The Drive Sim Replicator is the solution to AV’s insatiable appetite for large labeled datasets. Built on the Omniverse, the Replicator generates hyperrealistic synthetic data that augments real-world data. The replicator leverages Omniverse’s ray tracing renderer to generate accurate sensor data for cameras, radars, lidars, and ultrasonic sensors at real-time rates, effectively minimizing the gap between synthetic and real-world data.

The labels to such synthetic data come at no additional costs.

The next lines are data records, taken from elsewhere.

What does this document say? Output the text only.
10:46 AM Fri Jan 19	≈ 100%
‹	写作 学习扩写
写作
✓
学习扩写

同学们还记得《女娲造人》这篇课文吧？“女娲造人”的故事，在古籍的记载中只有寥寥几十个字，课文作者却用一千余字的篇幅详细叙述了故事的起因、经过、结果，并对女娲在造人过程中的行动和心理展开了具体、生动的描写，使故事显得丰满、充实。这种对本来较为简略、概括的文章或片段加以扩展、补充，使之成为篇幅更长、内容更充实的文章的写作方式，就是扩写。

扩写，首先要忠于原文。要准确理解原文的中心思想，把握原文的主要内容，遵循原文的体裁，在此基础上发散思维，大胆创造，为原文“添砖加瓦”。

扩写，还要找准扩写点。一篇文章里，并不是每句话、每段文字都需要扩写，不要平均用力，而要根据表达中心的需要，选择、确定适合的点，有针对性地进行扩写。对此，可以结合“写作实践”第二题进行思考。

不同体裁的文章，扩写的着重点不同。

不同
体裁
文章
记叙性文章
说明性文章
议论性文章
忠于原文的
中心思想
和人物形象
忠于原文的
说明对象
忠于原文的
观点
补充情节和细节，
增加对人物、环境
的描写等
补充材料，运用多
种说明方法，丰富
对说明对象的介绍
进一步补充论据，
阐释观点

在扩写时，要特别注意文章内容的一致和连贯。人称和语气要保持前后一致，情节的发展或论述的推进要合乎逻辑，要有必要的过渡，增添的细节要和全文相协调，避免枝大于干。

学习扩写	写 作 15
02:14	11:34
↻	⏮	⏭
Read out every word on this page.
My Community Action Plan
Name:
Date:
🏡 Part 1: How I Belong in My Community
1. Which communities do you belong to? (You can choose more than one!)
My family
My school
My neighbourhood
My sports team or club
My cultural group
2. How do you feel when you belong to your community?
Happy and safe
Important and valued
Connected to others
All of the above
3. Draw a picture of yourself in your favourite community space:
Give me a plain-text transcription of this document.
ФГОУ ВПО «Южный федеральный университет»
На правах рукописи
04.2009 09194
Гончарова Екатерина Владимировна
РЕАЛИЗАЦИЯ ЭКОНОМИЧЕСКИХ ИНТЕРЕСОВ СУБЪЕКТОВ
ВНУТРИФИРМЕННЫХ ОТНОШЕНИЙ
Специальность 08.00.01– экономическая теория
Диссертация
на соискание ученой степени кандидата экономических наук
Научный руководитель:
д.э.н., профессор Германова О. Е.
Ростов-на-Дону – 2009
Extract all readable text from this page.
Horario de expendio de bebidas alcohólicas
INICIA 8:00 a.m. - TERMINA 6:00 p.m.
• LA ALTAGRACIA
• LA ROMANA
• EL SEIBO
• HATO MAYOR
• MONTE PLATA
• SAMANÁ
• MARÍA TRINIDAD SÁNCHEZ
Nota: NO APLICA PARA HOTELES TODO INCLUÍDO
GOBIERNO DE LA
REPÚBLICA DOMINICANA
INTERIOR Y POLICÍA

Better yet, labels are available even in cases that humans find difficult or impossible to label, like high-speed objects, occluded objects, or adverse weather conditions.

Drive Sim Gen Replicator is capable of labeling occluded pedestrians (Source)

The future of AI is Synthetic

“A constant theme you’ll see,” Jensen Huang said in his keynote, “is how the Omniverse is used to simulate digital twins of warehouses, plants, and factories, of physical and biological systems, the 5G edge, robots, self-driving cars, and even avatars.” Nvidia’s vision of the future is of simulated environments that resemble our world today. Having seen the breakneck speed at which cutting-edge hardware and powerful tools are being built, we dare say that the future of living in vast simulated worlds is near the horizon.

At Datagen, we believe the future of AI is synthetic.